Combined multiprog/multistep example: /opt/cesga/job-scripts-examples-ft3/Multiprog_Job.sh

Running multiple programs within a job using GNU Parallel and srun

When the number of tasks to be carried out is very large and these tasks do not all last the same amount of time, the previous option does not seem to work out well but rather the joint use of GNU Parallel and srun would be more convenient. With this submission method, a single job will be submitted with a chosen number of tasks (using the --ntasks=X option) and the parallel command will be used to run that number of tasks simultaneously until all tasks have completed. Every time you finish a task, another will be launched without having to wait for all of them to finish.

You can find more information here.

Regardless of the resources requested in the job, the recommended srun and GNUparallel options are:

MEMPERCORE=$(eval $(scontrol show partition $SLURM_JOB_PARTITION -o);
echo $DefMemPerCPU)

#SRUN=”srun -N1 -n1 –mem=$(( $MEMPERCORE*$OMP_NUM_THREADS )) -c $OMP_NUM_THREADS –cpu_bind=none”

SRUN=”srun –exclusive -N1 -n1 –mem=$(( $MEMPERCORE*$OMP_NUM_THREADS )) -c $OMP_NUM_THREADS”

# –delay .2 prevents overloading the controlling node
# -j is the number of tasks parallel runs so we set it to $SLURM_NTASKS
# –joblog makes parallel create a log of tasks that it has already run
# –resume makes parallel use the joblog to resume from where it has left off
# the combination of –joblog and –resume allow jobs to be resubmitted if
# necessary and continue from where they left off

parallel=”parallel –delay .2 -j $SLURM_NTASKS –joblog logs/runtask.log –resume”

# this runs the parallel command we want
# in this case, we are running a script named runGP.sh
# parallel uses ::: to separate options.
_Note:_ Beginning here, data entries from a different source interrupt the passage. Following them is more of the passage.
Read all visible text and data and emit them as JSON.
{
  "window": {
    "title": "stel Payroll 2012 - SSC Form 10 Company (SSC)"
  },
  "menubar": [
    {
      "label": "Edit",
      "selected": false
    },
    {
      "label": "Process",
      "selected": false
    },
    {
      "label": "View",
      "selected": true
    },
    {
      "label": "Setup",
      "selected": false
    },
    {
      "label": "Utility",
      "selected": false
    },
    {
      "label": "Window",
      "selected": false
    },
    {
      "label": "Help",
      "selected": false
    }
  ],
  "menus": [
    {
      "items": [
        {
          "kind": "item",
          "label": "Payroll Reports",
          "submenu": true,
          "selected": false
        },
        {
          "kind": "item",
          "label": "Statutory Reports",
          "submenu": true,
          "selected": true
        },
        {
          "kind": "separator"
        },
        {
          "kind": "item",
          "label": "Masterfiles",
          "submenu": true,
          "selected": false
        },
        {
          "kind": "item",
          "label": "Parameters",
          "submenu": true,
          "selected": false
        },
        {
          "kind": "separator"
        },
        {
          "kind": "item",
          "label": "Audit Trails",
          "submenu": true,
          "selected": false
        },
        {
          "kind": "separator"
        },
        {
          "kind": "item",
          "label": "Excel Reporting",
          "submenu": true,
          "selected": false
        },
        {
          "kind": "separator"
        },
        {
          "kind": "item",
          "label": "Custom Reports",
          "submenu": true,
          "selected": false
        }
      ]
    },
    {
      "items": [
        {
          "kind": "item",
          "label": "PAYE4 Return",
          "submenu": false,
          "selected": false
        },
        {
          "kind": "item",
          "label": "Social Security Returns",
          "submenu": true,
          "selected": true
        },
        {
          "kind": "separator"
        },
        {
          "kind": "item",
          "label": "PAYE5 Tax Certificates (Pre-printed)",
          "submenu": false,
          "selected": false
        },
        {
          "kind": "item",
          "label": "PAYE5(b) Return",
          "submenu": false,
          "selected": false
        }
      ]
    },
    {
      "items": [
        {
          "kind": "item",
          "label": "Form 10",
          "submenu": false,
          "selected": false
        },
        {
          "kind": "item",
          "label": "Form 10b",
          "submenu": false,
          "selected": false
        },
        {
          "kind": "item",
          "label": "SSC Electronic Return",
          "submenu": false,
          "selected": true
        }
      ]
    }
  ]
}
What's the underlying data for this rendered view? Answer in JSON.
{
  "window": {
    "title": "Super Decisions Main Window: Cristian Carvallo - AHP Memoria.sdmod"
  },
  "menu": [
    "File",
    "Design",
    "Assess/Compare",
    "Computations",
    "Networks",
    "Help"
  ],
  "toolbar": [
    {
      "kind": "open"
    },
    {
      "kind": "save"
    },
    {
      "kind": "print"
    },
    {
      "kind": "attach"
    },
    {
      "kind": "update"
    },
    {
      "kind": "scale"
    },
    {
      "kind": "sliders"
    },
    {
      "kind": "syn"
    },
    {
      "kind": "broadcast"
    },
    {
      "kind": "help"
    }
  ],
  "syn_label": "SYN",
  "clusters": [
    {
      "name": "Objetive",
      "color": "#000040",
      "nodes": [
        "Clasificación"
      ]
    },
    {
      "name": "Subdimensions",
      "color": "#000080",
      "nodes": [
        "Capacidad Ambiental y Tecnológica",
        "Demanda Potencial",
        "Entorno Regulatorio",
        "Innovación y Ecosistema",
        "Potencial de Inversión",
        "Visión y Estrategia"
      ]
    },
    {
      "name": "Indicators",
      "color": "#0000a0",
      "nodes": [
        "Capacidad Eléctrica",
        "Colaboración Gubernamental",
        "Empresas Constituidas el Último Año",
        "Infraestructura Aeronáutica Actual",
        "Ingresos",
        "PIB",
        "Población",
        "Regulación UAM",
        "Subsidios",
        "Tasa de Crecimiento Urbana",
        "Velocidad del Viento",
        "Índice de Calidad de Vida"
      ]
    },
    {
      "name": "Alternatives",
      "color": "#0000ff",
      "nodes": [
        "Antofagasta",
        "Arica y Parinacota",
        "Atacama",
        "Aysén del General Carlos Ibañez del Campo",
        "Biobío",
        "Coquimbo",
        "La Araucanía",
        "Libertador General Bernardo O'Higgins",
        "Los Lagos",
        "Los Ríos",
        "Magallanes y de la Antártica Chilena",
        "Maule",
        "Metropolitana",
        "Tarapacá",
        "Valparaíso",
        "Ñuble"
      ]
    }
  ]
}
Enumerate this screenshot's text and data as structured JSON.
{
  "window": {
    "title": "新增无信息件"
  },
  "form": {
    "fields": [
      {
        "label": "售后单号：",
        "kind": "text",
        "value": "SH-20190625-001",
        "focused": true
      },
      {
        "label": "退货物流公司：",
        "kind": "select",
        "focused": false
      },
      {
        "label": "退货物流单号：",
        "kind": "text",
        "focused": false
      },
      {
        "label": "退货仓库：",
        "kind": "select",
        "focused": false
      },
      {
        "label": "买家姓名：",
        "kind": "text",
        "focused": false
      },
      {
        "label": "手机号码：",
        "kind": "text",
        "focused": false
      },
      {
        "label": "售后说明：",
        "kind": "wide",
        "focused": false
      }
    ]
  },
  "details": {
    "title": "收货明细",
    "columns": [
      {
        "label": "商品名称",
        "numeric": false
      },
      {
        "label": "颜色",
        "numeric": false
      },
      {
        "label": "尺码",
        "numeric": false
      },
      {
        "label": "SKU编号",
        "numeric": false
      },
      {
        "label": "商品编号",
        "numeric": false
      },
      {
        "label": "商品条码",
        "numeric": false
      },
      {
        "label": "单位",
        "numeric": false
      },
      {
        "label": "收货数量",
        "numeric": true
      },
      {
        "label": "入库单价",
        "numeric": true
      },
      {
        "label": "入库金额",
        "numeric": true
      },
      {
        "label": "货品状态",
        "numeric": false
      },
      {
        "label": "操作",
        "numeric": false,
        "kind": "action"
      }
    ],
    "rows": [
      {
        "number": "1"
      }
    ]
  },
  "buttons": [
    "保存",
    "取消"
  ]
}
Here {0..99} is a shell expansion
# so parallel will run the command passing the numbers 0 through 99
# via argument {1}

$parallel “$SRUN ./task.sh {1} > logs/parallel_{1}.log” ::: {0..99}

These options use parallel to run multiple srun simultaneously. These options contemplate the execution of sequential tasks (use of a single core) or also the execution of multicore or multithreaded tasks, adjusting the resource request of the sbatch command appropriately:

#SBATCH -n 12 #(12 tareas de 1 único core por tarea)
#SBATCH -n 12 -c4 #(12 tareas multicore con 4 cores por tarea)

The --exclusive option is necessary when executing different job steps within the same node, since it ensures the unique use of resources for each task. Another possibility is to use the --cpu_bind=none option so that the operating system is responsible.